Frequently Asked Questions
Which nursing side hustle pays the most per hour in 2026?
Legal nurse consulting and 1-on-1 health coaching tie for the top spot at $75 to $200 per hour. Both require some upfront certification and marketing work, but the ceiling is the highest of any nurse side hustle. For pure speed-to-income with no certification needed, PRN shifts at a second hospital pay $45 to $90 per hour starting immediately.
Can I side hustle if I work three 12-hour shifts a week?

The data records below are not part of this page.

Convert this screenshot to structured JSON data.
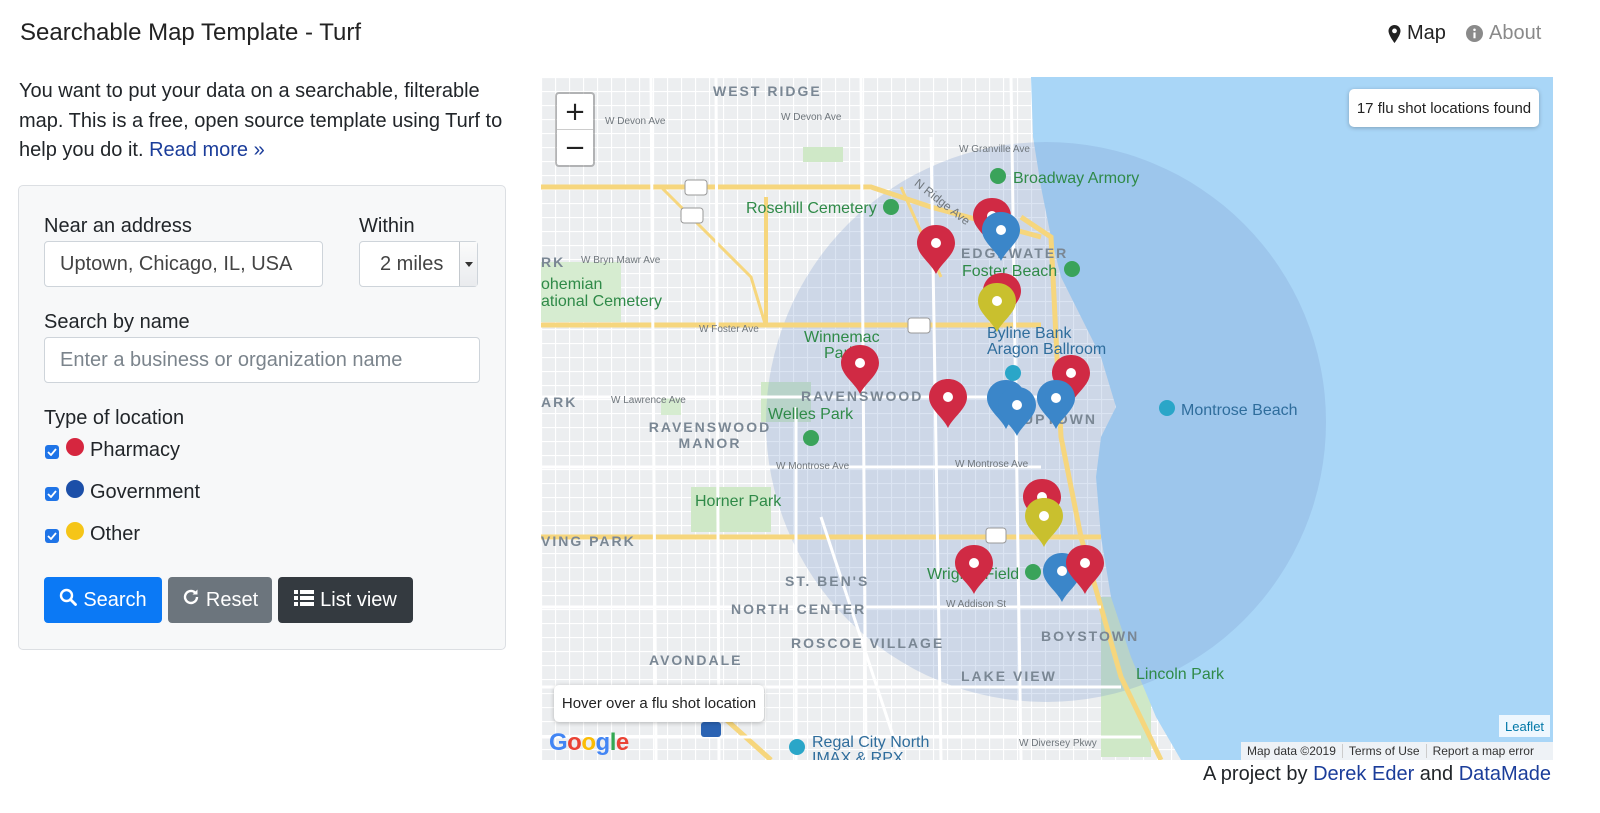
{
  "navbar": {
    "brand": "Searchable Map Template - Turf",
    "map_link": "Map",
    "about_link": "About",
    "map_icon": "map-marker-icon",
    "about_icon": "info-circle-icon"
  },
  "intro": {
    "text": "You want to put your data on a searchable, filterable map. This is a free, open source template using Turf to help you do it.",
    "read_more": "Read more »"
  },
  "form": {
    "address_label": "Near an address",
    "address_value": "Uptown, Chicago, IL, USA",
    "within_label": "Within",
    "within_value": "2 miles",
    "name_label": "Search by name",
    "name_placeholder": "Enter a business or organization name",
    "type_label": "Type of location",
    "types": [
      {
        "label": "Pharmacy",
        "color": "#d6263f",
        "checked": true
      },
      {
        "label": "Government",
        "color": "#1c4fa8",
        "checked": true
      },
      {
        "label": "Other",
        "color": "#f5c518",
        "checked": true
      }
    ],
    "search_button": "Search",
    "reset_button": "Reset",
    "list_button": "List view"
  },
  "map": {
    "result_count": "17 flu shot locations found",
    "hover_hint": "Hover over a flu shot location",
    "zoom_in": "+",
    "zoom_out": "−",
    "leaflet_attribution": "Leaflet",
    "map_data": "Map data ©2019",
    "terms": "Terms of Use",
    "report": "Report a map error",
    "google": "Google",
    "labels": {
      "west_ridge": "WEST RIDGE",
      "edgewater": "EDGEWATER",
      "ravenswood": "RAVENSWOOD",
      "ravenswood_manor": "RAVENSWOOD MANOR",
      "uptown": "UPTOWN",
      "st_bens": "ST. BEN'S",
      "north_center": "NORTH CENTER",
      "roscoe_village": "ROSCOE VILLAGE",
      "avondale": "AVONDALE",
      "lake_view": "LAKE VIEW",
      "boystown": "BOYSTOWN",
      "irving_park": "VING PARK",
      "ark1": "RK",
      "ark2": "ARK"
    },
    "pois": {
      "broadway_armory": "Broadway Armory",
      "rosehill": "Rosehill Cemetery",
      "foster_beach": "Foster Beach",
      "bohemian": "ohemian",
      "national_cemetery": "ational Cemetery",
      "winnemac": "Winnemac",
      "park": "Park",
      "byline": "Byline Bank",
      "aragon": "Aragon Ballroom",
      "welles": "Welles Park",
      "montrose_beach": "Montrose Beach",
      "horner": "Horner Park",
      "wrigley": "Wrigley Field",
      "lincoln_park": "Lincoln Park",
      "regal": "Regal City North",
      "imax": "IMAX & RPX"
    },
    "streets": {
      "devon": "W Devon Ave",
      "devon2": "W Devon Ave",
      "granville": "W Granville Ave",
      "bryn_mawr": "W Bryn Mawr Ave",
      "foster": "W Foster Ave",
      "lawrence": "W Lawrence Ave",
      "montrose": "W Montrose Ave",
      "montrose2": "W Montrose Ave",
      "addison": "W Addison St",
      "diversey": "W Diversey Pkwy",
      "n_ridge": "N Ridge Ave"
    }
  },
  "markers": [
    {
      "type": "Pharmacy",
      "lat_label": "m1"
    },
    {
      "type": "Government",
      "lat_label": "m2"
    }
  ],
  "footer": {
    "prefix": "A project by",
    "author": "Derek Eder",
    "and": "and",
    "org": "DataMade"
  }
}
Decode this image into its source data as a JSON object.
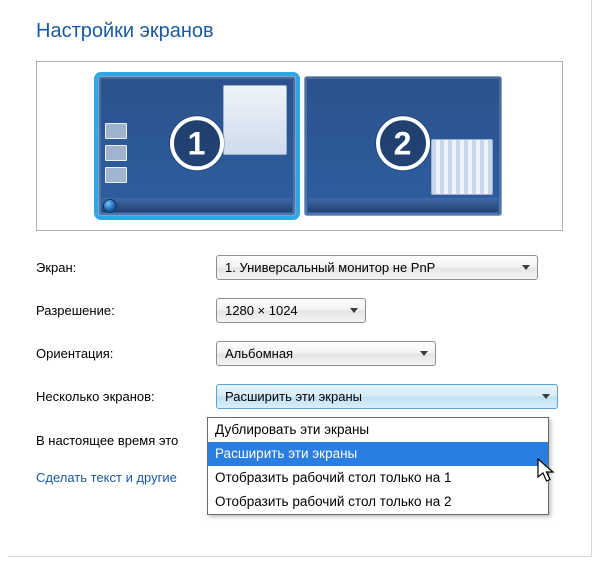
{
  "title": "Настройки экранов",
  "monitors": {
    "primary": "1",
    "secondary": "2"
  },
  "fields": {
    "display": {
      "label": "Экран:",
      "value": "1. Универсальный монитор не PnP"
    },
    "resolution": {
      "label": "Разрешение:",
      "value": "1280 × 1024"
    },
    "orientation": {
      "label": "Ориентация:",
      "value": "Альбомная"
    },
    "multi": {
      "label": "Несколько экранов:",
      "value": "Расширить эти экраны"
    }
  },
  "multi_options": [
    "Дублировать эти экраны",
    "Расширить эти экраны",
    "Отобразить рабочий стол только на 1",
    "Отобразить рабочий стол только на 2"
  ],
  "multi_selected_index": 1,
  "notice_truncated": "В настоящее время это",
  "link_truncated": "Сделать текст и другие"
}
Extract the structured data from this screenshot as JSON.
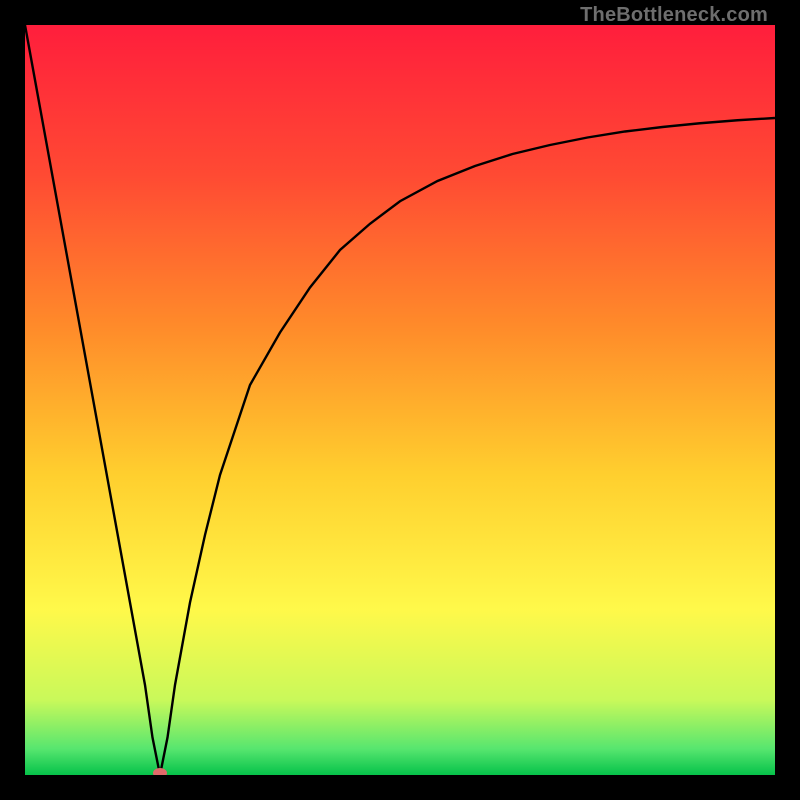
{
  "watermark": "TheBottleneck.com",
  "chart_data": {
    "type": "line",
    "title": "",
    "xlabel": "",
    "ylabel": "",
    "xlim": [
      0,
      100
    ],
    "ylim": [
      0,
      100
    ],
    "grid": false,
    "legend": false,
    "note": "V-shaped bottleneck curve on a vertical red→orange→yellow→green gradient. x approximates GPU-relative-to-CPU percentage; y approximates bottleneck percentage. Minimum near x≈18, y≈0.",
    "background_gradient_stops": [
      {
        "pos": 0.0,
        "color": "#ff1e3c"
      },
      {
        "pos": 0.2,
        "color": "#ff4a33"
      },
      {
        "pos": 0.4,
        "color": "#ff8a2a"
      },
      {
        "pos": 0.6,
        "color": "#ffcf2e"
      },
      {
        "pos": 0.78,
        "color": "#fff94a"
      },
      {
        "pos": 0.9,
        "color": "#c9f95a"
      },
      {
        "pos": 0.965,
        "color": "#57e66f"
      },
      {
        "pos": 1.0,
        "color": "#06c24a"
      }
    ],
    "series": [
      {
        "name": "bottleneck-curve",
        "x": [
          0,
          2,
          4,
          6,
          8,
          10,
          12,
          14,
          16,
          17,
          18,
          19,
          20,
          22,
          24,
          26,
          28,
          30,
          34,
          38,
          42,
          46,
          50,
          55,
          60,
          65,
          70,
          75,
          80,
          85,
          90,
          95,
          100
        ],
        "y": [
          100,
          89,
          78,
          67,
          56,
          45,
          34,
          23,
          12,
          5,
          0,
          5,
          12,
          23,
          32,
          40,
          46,
          52,
          59,
          65,
          70,
          73.5,
          76.5,
          79.2,
          81.2,
          82.8,
          84,
          85,
          85.8,
          86.4,
          86.9,
          87.3,
          87.6
        ]
      }
    ],
    "min_marker": {
      "x": 18,
      "y": 0,
      "color": "#e06a6a"
    }
  }
}
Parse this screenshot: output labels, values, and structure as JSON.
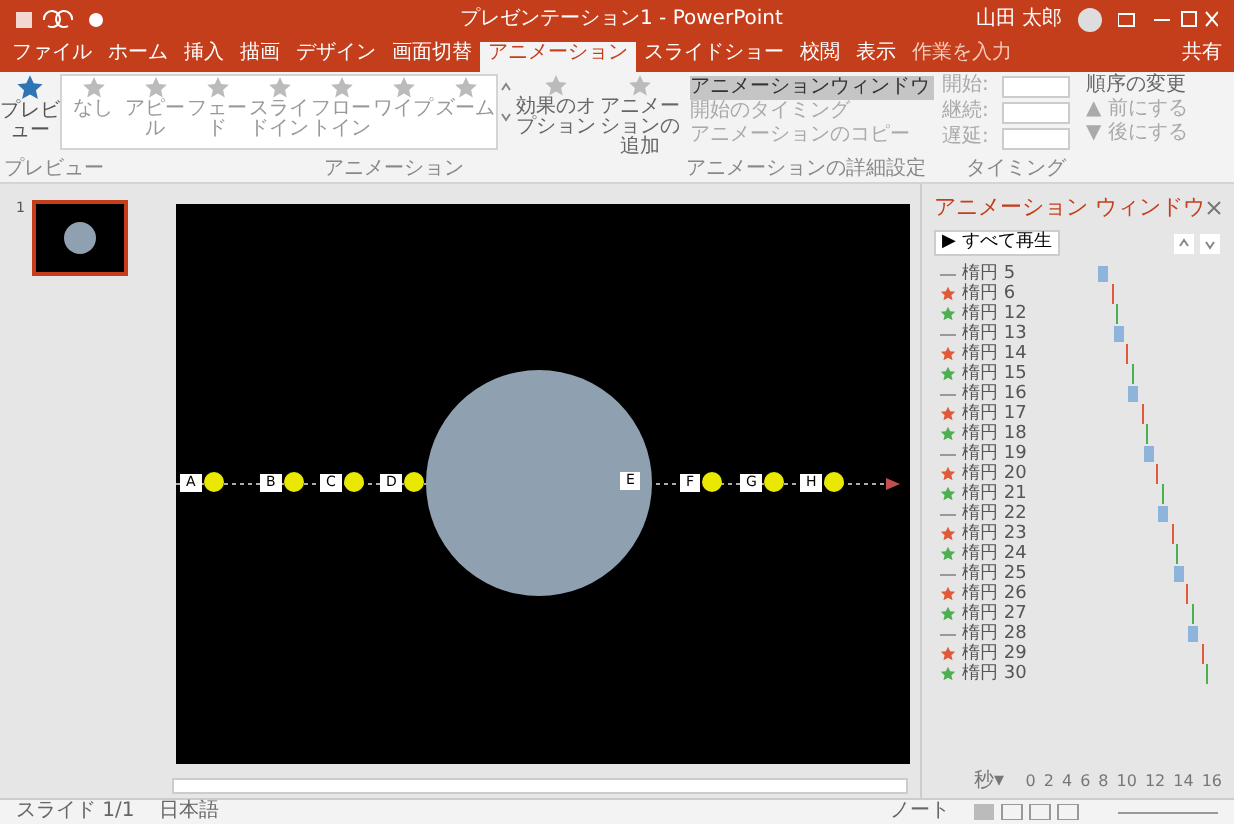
{
  "title_bar": {
    "title": "プレゼンテーション1 - PowerPoint",
    "user": "山田 太郎"
  },
  "tabs": [
    {
      "label": "ファイル",
      "selected": false
    },
    {
      "label": "ホーム",
      "selected": false
    },
    {
      "label": "挿入",
      "selected": false
    },
    {
      "label": "描画",
      "selected": false
    },
    {
      "label": "デザイン",
      "selected": false
    },
    {
      "label": "画面切替",
      "selected": false
    },
    {
      "label": "アニメーション",
      "selected": true
    },
    {
      "label": "スライドショー",
      "selected": false
    },
    {
      "label": "校閲",
      "selected": false
    },
    {
      "label": "表示",
      "selected": false
    }
  ],
  "search": {
    "placeholder": "作業を入力"
  },
  "share": "共有",
  "ribbon": {
    "preview": "プレビュー",
    "gallery": [
      {
        "label": "なし"
      },
      {
        "label": "アピール"
      },
      {
        "label": "フェード"
      },
      {
        "label": "スライドイン"
      },
      {
        "label": "フロートイン"
      },
      {
        "label": "ワイプ"
      },
      {
        "label": "ズーム"
      }
    ],
    "effect_options": "効果のオプション",
    "add_animation": "アニメーションの追加",
    "advanced": [
      {
        "label": "アニメーションウィンドウ",
        "selected": true
      },
      {
        "label": "開始のタイミング",
        "selected": false
      },
      {
        "label": "アニメーションのコピー",
        "selected": false
      }
    ],
    "timing": [
      {
        "label": "開始:"
      },
      {
        "label": "継続:"
      },
      {
        "label": "遅延:"
      }
    ],
    "reorder": {
      "title": "順序の変更",
      "items": [
        "▲ 前にする",
        "▼ 後にする"
      ]
    },
    "groups": [
      "プレビュー",
      "アニメーション",
      "アニメーションの詳細設定",
      "タイミング"
    ]
  },
  "thumbnail_number": "1",
  "slide": {
    "labels": [
      "A",
      "B",
      "C",
      "D",
      "E",
      "F",
      "G",
      "H"
    ]
  },
  "pane": {
    "title": "アニメーション ウィンドウ",
    "play": "▶ すべて再生",
    "items": [
      {
        "kind": "path",
        "label": "楕円 5"
      },
      {
        "kind": "exit",
        "label": "楕円 6"
      },
      {
        "kind": "entrance",
        "label": "楕円 12"
      },
      {
        "kind": "path",
        "label": "楕円 13"
      },
      {
        "kind": "exit",
        "label": "楕円 14"
      },
      {
        "kind": "entrance",
        "label": "楕円 15"
      },
      {
        "kind": "path",
        "label": "楕円 16"
      },
      {
        "kind": "exit",
        "label": "楕円 17"
      },
      {
        "kind": "entrance",
        "label": "楕円 18"
      },
      {
        "kind": "path",
        "label": "楕円 19"
      },
      {
        "kind": "exit",
        "label": "楕円 20"
      },
      {
        "kind": "entrance",
        "label": "楕円 21"
      },
      {
        "kind": "path",
        "label": "楕円 22"
      },
      {
        "kind": "exit",
        "label": "楕円 23"
      },
      {
        "kind": "entrance",
        "label": "楕円 24"
      },
      {
        "kind": "path",
        "label": "楕円 25"
      },
      {
        "kind": "exit",
        "label": "楕円 26"
      },
      {
        "kind": "entrance",
        "label": "楕円 27"
      },
      {
        "kind": "path",
        "label": "楕円 28"
      },
      {
        "kind": "exit",
        "label": "楕円 29"
      },
      {
        "kind": "entrance",
        "label": "楕円 30"
      }
    ],
    "unit": "秒▾",
    "scale": [
      "0",
      "2",
      "4",
      "6",
      "8",
      "10",
      "12",
      "14",
      "16"
    ]
  },
  "status_bar": {
    "slide": "スライド 1/1",
    "language": "日本語",
    "notes": "ノート"
  }
}
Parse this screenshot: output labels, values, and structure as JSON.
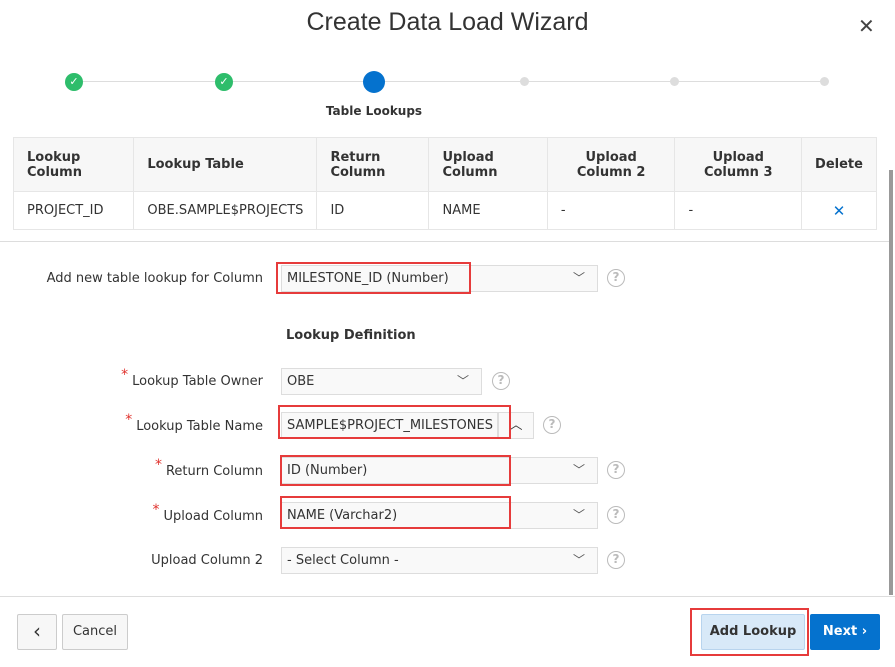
{
  "dialog": {
    "title": "Create Data Load Wizard",
    "close_icon": "close-icon"
  },
  "wizard": {
    "current_step_label": "Table Lookups",
    "steps_total": 6,
    "current_step": 3
  },
  "table": {
    "headers": [
      "Lookup Column",
      "Lookup Table",
      "Return Column",
      "Upload Column",
      "Upload Column 2",
      "Upload Column 3",
      "Delete"
    ],
    "rows": [
      {
        "lookup_column": "PROJECT_ID",
        "lookup_table": "OBE.SAMPLE$PROJECTS",
        "return_column": "ID",
        "upload_column": "NAME",
        "upload_column_2": "-",
        "upload_column_3": "-",
        "delete": "✕"
      }
    ]
  },
  "form": {
    "add_lookup_label": "Add new table lookup for Column",
    "add_lookup_value": "MILESTONE_ID (Number)",
    "section_heading": "Lookup Definition",
    "owner_label": "Lookup Table Owner",
    "owner_value": "OBE",
    "table_name_label": "Lookup Table Name",
    "table_name_value": "SAMPLE$PROJECT_MILESTONES (ta",
    "return_label": "Return Column",
    "return_value": "ID (Number)",
    "upload_label": "Upload Column",
    "upload_value": "NAME (Varchar2)",
    "upload2_label": "Upload Column 2",
    "upload2_value": "- Select Column -",
    "required_mark": "*",
    "help": "?"
  },
  "footer": {
    "back": "‹",
    "cancel": "Cancel",
    "add_lookup": "Add Lookup",
    "next": "Next"
  },
  "colors": {
    "accent": "#0572ce",
    "success": "#2ebd6b",
    "highlight": "#e63b3b"
  }
}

Yes, but cap your total at 50 hours a week. Three 12-hour shifts is 36 hours, leaving 14 hours of safe side hustle time. Use that for two telehealth shifts (8 to 12 hours), tutoring (3 to 4 hours), or writing (5 to 8 hours). Avoid stacking another 24 hours of clinical work on top, that path leads to burnout within 4 to 6 months.
Do I need to keep my license active for non-clinical side hustles?
For some yes, for others no. Telehealth triage, legal nurse consulting, and PRN shifts require an active license. Health coaching, NCLEX tutoring, and digital product sales technically do not require an active license, though most clients prefer working with currently licensed nurses. Most nurses keep their license active because the $200 to $500 annual cost pays back many times over in side hustle income leverage. And when your side hustle income grows, make sure you’re keeping as much of it as possible. Here’s how to save money on taxes legally as a self-employed earner.
Final Thoughts
Nurses are sitting on one of the most valuable credentials in the U.S. economy. Adding a 4 to 12 hour weekly side hustle on top of a normal nursing schedule routinely produces $1,500 to $4,000 a month of extra income, often within 60 days of starting.
Pick one option from this guide tonight, sign up or get certified within the next 30 days, and aim for your first $500 of side income within 60 days. The first paycheck outside the hospital quietly proves that your skills are worth far more than any single employer pays you, and once you cross that line, you never go back.